Only 16 states chose to form exchanges, 34 did not. Will notes, almost certainly accurately, that the language of the ACA was written to coerce states into forming exchanges:
The IRS says its “interpretation” — it actually is a revision — of the law is “consistent with,” and justified by, the “structure of” the ACA. The IRS means that without its rule, the ACA would be unworkable and that Congress could not have meant to allow this. The ACA’s legislative history, however, demonstrates that Congress clearly — and, one might say, with malice aforethought — wanted subsidies available only through state exchanges.
Some have suggested that the language limiting subsidies to state-run exchanges is a drafting error. Well.
Some of the ACA’s myriad defects do reflect its slapdash enactment, which presaged its chaotic implementation. But the four potentially lethal words were carefully considered and express Congress’s intent.
Congress made subsidies available only through state exchanges as a means of coercing states into setting up exchanges.
And the illegality?
By dispensing subsidies through federal exchanges, the IRS will spend tax revenues without congressional authorization. And by enforcing the employer mandate in states that have only federal exchanges, it will collect taxes — remember, Chief Justice John Roberts saved the ACA by declaring that the penalty enforcing the mandate is really just a tax on the act of not purchasing insurance — without congressional authorization.
And here’s the potentially apocalyptic part:
If the IRS can do neither, it cannot impose penalties on employers who fail to offer ACA-approved insurance to employees.
If the IRS can do both, Congress can disband because it has become peripheral to American governance.

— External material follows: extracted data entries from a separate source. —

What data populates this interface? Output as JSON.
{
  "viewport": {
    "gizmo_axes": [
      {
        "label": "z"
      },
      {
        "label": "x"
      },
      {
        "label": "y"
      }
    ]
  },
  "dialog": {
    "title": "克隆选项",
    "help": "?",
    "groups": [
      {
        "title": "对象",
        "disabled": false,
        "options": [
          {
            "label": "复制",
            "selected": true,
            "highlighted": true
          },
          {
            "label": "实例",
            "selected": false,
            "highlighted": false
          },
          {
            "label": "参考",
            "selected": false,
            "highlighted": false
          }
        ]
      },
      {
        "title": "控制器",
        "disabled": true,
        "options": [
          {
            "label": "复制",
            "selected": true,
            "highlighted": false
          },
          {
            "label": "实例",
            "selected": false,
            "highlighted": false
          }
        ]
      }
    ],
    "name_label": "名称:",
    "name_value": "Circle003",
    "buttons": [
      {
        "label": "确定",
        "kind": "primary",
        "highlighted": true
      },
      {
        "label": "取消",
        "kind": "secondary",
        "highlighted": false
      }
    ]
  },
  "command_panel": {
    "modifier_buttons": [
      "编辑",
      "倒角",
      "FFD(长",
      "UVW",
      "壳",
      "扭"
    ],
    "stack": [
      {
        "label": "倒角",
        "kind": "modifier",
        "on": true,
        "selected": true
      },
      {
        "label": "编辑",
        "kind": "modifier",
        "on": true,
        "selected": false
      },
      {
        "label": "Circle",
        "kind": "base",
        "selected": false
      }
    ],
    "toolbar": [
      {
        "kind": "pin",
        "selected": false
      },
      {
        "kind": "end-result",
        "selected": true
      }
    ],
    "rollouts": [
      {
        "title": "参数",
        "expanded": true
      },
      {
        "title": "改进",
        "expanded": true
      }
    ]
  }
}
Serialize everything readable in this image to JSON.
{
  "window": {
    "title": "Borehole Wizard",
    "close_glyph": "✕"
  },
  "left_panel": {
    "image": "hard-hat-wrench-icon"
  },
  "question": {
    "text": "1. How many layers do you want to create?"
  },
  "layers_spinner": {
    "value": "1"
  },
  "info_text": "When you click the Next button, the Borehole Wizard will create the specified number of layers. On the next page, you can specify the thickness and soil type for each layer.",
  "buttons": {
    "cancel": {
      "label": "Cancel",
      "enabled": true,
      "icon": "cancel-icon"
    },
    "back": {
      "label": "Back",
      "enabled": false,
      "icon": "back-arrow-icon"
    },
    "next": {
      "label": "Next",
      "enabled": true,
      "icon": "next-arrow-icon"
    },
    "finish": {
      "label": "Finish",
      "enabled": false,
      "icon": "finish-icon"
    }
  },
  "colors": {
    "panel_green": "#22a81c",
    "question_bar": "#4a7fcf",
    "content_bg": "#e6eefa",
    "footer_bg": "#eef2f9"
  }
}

Allowing this to stand as written makes Congress obsolete. This country would be ruled by Obama and the IRS. If it something entirely absent in a law could be interpreted as being in the law it’s over. The floodgates of Hell would be opened. The IRS would be judge, jury and executioner, able to “interpret” law as Obama desires and spend and collect as Obama directed. The IRS is corrupt and unaccountable now and such a ruling would end what little control that currently exists.
It would be the end of freedom and the end of the Republic and grant Obama that which he so avariciously seeks.